There remains for consideration the question of the reasonableness of the degree of the departure in this case. Defendant Couch argues that the district court's upward departure to a sixty-month sentence from the guideline range of twenty-one to twenty-seven months is excessive, and he emphasizes that it is more than twice the upper limit of the guideline range.
Since it is the application of the guidelines to the facts which produces the degree of departure in any case, questions of degree are reviewed under a standard of reasonableness. United States v. Joan, 883 F.2d 491, 494 (6th Cir.1989); Belanger, 892 F.2d at 475. When review of the range or degree of a court's departure is at issue, the reviewing court is obliged to "give due deference to the district court's application of the guidelines to the facts." 18 U.S.C. Sec. 3742(e).
Where a defendant "overshoots" the guidelines by a margin like that in this case, it is certainly reasonable for the court to take that margin into consideration on the question of the appropriate degree of departure. Furthermore, in cases where a defendant's criminal history score greatly exceeds the thirteen points that would place him in the highest category (category VI), this court has approved upward departures similar to that made in this case. Belanger, 892 F.2d at 475 (departure from the guideline range of nine to fifteen months to an actual sentence of twenty-four months where the defendant had accumulated twenty-nine criminal history points); Christoph, 904 F.2d at 1042 (departure from the thirty-three to forty-one month guideline range to an actual sentence of sixty months for a defendant who had collected a total of seventeen criminal history points); Joan, 883 F.2d at 492 (departure from a guideline range of fifty-seven to seventy-one months to an actual sentence of one hundred twenty months in circumstances where defendant fell into category VI and the sentencing court felt that his prior convictions and recidivism warranted a significant departure); United States v. Barnes, 910 F.2d 1342, 1345 (6th Cir.1990) (departure from the guideline range of twelve to eighteen months to an actual sentence of twenty-seven months); see also Brown, 899 F.2d at 96-97 (three to nine-month guidelines range, actual sentence twenty-one months.)

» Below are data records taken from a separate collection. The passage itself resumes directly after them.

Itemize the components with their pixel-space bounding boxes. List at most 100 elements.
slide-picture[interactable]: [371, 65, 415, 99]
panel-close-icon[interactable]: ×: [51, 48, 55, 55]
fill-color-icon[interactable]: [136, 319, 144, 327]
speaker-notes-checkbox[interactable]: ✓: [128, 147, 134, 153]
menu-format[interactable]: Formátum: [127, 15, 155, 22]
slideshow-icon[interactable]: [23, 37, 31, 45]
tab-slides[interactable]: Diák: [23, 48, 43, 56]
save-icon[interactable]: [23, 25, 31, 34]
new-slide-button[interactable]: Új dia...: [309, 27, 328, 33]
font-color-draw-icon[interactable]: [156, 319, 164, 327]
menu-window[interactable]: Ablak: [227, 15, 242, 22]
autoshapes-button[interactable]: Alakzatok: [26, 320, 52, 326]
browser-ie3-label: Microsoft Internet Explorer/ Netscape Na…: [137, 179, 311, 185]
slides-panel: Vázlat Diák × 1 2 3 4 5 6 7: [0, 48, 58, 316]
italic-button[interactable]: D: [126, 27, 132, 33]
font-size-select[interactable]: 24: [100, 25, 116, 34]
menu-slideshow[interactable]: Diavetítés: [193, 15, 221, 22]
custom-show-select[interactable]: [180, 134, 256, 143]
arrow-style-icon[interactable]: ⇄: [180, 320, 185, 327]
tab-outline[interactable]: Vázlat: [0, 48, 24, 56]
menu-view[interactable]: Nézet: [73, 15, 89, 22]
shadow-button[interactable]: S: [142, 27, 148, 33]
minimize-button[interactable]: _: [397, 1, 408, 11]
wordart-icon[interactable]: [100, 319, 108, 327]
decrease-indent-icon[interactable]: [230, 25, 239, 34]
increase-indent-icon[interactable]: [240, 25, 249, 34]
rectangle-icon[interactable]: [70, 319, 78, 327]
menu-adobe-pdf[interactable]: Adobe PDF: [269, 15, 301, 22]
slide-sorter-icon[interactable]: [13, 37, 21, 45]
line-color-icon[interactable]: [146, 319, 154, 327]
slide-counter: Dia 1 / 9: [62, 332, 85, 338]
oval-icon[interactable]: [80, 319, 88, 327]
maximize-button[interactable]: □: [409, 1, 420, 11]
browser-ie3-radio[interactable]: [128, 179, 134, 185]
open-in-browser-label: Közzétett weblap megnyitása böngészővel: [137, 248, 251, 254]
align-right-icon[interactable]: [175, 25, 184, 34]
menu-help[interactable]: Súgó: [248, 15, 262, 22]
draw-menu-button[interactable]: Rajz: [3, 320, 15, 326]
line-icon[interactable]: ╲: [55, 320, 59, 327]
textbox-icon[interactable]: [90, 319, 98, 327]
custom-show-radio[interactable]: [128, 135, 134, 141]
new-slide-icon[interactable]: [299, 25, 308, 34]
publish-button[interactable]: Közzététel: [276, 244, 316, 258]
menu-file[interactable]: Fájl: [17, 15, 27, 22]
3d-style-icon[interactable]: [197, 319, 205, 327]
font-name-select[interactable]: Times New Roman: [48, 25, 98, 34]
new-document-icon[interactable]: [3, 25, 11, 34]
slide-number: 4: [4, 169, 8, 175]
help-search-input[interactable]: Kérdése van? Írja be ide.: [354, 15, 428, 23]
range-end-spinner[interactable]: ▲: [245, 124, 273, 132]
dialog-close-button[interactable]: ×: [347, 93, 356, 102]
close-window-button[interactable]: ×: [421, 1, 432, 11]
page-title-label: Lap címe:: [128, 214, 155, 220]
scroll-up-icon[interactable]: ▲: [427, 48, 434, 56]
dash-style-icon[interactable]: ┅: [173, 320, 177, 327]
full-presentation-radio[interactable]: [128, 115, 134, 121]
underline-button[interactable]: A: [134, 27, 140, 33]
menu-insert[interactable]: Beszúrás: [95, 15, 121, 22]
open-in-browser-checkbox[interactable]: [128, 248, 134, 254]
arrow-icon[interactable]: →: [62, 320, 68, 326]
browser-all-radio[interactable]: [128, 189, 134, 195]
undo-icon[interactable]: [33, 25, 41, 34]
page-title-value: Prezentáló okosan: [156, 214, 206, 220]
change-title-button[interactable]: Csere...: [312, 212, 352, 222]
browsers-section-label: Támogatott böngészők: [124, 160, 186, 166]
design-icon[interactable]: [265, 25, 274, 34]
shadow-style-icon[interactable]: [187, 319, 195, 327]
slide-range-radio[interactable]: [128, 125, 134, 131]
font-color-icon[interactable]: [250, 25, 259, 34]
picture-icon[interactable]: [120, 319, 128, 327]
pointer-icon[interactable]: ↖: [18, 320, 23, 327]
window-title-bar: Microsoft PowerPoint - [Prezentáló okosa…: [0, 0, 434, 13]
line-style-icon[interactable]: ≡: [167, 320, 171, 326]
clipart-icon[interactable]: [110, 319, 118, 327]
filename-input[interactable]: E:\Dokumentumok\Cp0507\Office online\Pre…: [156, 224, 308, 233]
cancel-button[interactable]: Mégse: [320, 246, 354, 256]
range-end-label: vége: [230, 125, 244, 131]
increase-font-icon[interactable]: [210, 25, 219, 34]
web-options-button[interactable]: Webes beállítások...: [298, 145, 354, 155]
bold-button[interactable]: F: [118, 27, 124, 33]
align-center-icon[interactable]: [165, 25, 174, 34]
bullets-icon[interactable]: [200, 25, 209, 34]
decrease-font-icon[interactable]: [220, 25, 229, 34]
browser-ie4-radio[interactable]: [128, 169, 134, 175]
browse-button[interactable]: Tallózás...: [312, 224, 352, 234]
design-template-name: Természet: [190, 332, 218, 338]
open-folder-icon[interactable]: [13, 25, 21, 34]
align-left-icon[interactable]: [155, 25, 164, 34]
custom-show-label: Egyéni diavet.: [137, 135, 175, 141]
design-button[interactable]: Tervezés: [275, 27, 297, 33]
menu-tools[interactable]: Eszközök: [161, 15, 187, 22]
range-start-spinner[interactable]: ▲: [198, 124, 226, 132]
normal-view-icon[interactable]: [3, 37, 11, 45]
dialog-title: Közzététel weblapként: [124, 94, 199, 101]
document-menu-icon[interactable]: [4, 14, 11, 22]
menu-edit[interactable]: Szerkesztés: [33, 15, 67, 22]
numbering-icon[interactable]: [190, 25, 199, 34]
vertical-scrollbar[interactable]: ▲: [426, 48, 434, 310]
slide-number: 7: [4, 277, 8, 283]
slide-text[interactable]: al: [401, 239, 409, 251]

In addition to Couch's nineteen criminal history points, however, the district court noted the similarity of his prior convictions to the instant offense. Indeed, the defendant's past is a long history of bogus checks, frauds and swindles, some of which went uncounted in his criminal history computations. Because a defendant's relapse into the same or similar criminal behavior after a punishment demonstrates his lack of recognition of the gravity of his original wrong and suggests an increased likelihood that the offense will be repeated yet again, it is reasonable to apply greater sanctions to deter him from repeating his crime. United States v. Williams, 901 F.2d 1394, 1398 (7th Cir.1990) (petition for cert. filed); cf. United States v. Chavez-Botello, 905 F.2d 279, 281 (9th Cir.1990); United States v. De Luna-Trujillo, 868 F.2d 122, 125 (5th Cir.1989).
III.
Accordingly, because we hold that the upward departure in this case was warranted and that its degree was reasonable, we AFFIRM the judgment of the district court.